To all prospective filmmakers: No amount of money can salvage a god-awful script. Case in point: “The Lone Ranger”, Disney’s latest feeble attempt to create another multibillion-dollar franchise. “Ranger” – which cost $250 million to make – boasts the same director (Gore Verbinski), producer (Jerry Bruckheimer), star (Johnny Depp), and creative team behind the blockbuster “Pirates of the Caribbean” series. Disney’s obviously trying to duplicate that franchise’s success. Instead, they’ve made another “John Carter.”

The film stars Armie Hammer as John Reid, a wholesome but bland prosecutor who’s moving back to his Texas hometown. James Badge Dale plays his brother Dan, the leader of a band of Texas Rangers, who are ambushed and killed pretty early in the film by the cannibalistic criminal Butch Cavendish (played by William Fichtner, easily the best thing in the movie). John himself is shot and left for dead, but he manages to stay conscious just long enough to see Butch casually carve out and eat his brother’s heart.
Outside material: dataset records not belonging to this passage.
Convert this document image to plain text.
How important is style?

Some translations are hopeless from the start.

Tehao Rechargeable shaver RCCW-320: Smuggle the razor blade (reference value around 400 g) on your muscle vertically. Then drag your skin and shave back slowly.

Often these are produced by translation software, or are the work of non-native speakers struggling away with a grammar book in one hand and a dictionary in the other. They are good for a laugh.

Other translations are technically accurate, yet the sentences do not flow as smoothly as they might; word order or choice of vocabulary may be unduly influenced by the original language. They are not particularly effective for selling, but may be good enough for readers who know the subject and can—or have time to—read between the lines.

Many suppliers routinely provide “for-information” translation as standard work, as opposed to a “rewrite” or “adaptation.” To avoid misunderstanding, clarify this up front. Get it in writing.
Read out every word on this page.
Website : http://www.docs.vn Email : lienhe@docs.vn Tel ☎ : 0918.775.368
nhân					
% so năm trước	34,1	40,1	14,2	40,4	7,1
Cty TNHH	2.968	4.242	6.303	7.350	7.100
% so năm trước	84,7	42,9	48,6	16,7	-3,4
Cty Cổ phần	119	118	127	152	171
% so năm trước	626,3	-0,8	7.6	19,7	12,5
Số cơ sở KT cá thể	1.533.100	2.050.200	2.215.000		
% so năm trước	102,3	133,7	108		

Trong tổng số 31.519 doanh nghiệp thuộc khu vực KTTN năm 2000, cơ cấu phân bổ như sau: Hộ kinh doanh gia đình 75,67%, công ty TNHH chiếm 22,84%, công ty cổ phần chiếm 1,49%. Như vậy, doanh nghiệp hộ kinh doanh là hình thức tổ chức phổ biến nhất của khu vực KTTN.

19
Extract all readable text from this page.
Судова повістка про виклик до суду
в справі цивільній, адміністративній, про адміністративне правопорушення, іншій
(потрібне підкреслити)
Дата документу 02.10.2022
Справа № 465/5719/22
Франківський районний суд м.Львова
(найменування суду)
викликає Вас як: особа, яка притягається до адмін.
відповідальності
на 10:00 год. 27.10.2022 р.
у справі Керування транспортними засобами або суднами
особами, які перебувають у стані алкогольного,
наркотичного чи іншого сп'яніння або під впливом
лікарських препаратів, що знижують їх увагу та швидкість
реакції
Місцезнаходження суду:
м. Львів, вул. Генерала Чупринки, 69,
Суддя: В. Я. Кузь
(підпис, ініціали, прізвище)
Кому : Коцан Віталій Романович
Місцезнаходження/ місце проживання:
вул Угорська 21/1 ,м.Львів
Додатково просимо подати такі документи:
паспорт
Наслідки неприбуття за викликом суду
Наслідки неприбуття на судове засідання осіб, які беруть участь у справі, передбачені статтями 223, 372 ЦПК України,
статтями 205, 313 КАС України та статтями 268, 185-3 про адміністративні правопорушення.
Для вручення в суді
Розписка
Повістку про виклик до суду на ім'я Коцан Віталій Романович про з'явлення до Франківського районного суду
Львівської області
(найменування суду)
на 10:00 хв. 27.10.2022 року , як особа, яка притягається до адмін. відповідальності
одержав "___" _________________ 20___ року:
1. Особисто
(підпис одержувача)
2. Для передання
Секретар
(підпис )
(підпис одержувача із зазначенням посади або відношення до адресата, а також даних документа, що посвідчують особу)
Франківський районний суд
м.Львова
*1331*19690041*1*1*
The scene is an example of the movie’s biggest problem: its jarring tonal shifts. Such a graphic, violent scene would work in a Quentin Tarantino film or a black comedy. But in “The Lone Ranger” – which, for most of its running time, is harmless Disney action-comedy – it just shows how poorly written the film’s script is. It seems as if the screenwriters didn’t even attempt to make the film coherent.

John is saved and nursed back to health by Tonto, a Comanche warrior with his own personal vendetta against Cavendish. He’s played by Depp, who obviously has no problem playing eccentric characters. Of course, these two characters don’t get along at first: John thinks Tonto is a stupid savage, Tonto thinks that John is weak. The two manage, of course, to put aside their differences and band together to challenge Cavendish and the man he’s working for, a greedy railroad tycoon played by Tom Wilkinson.

I could say more about the plot, but really, what’s the point? This is the rare film that fails on virtually every level. The film’s epic running time, exorbitant budget, and talented cast promise something much more interesting and entertaining than this regurgitation of elements from dozens of other, much better, blockbusters. At 149 minutes, it’s roughly an hour too long. You would think that a $250 million movie would have a good script. Or at least a halfway-decent one.

It’s all more of the same. Actually, it’s less than that. In blockbuster movie terms, it’s “Iron Man 3” without the clever writing, “Star Trek: Into Darkness” without the stellar special effects, or “Fast and Furious 6” without all the fun. If those three movies represent big-budget Hollywood cinema at its finest, then “The Lone Ranger” represents it at its nadir.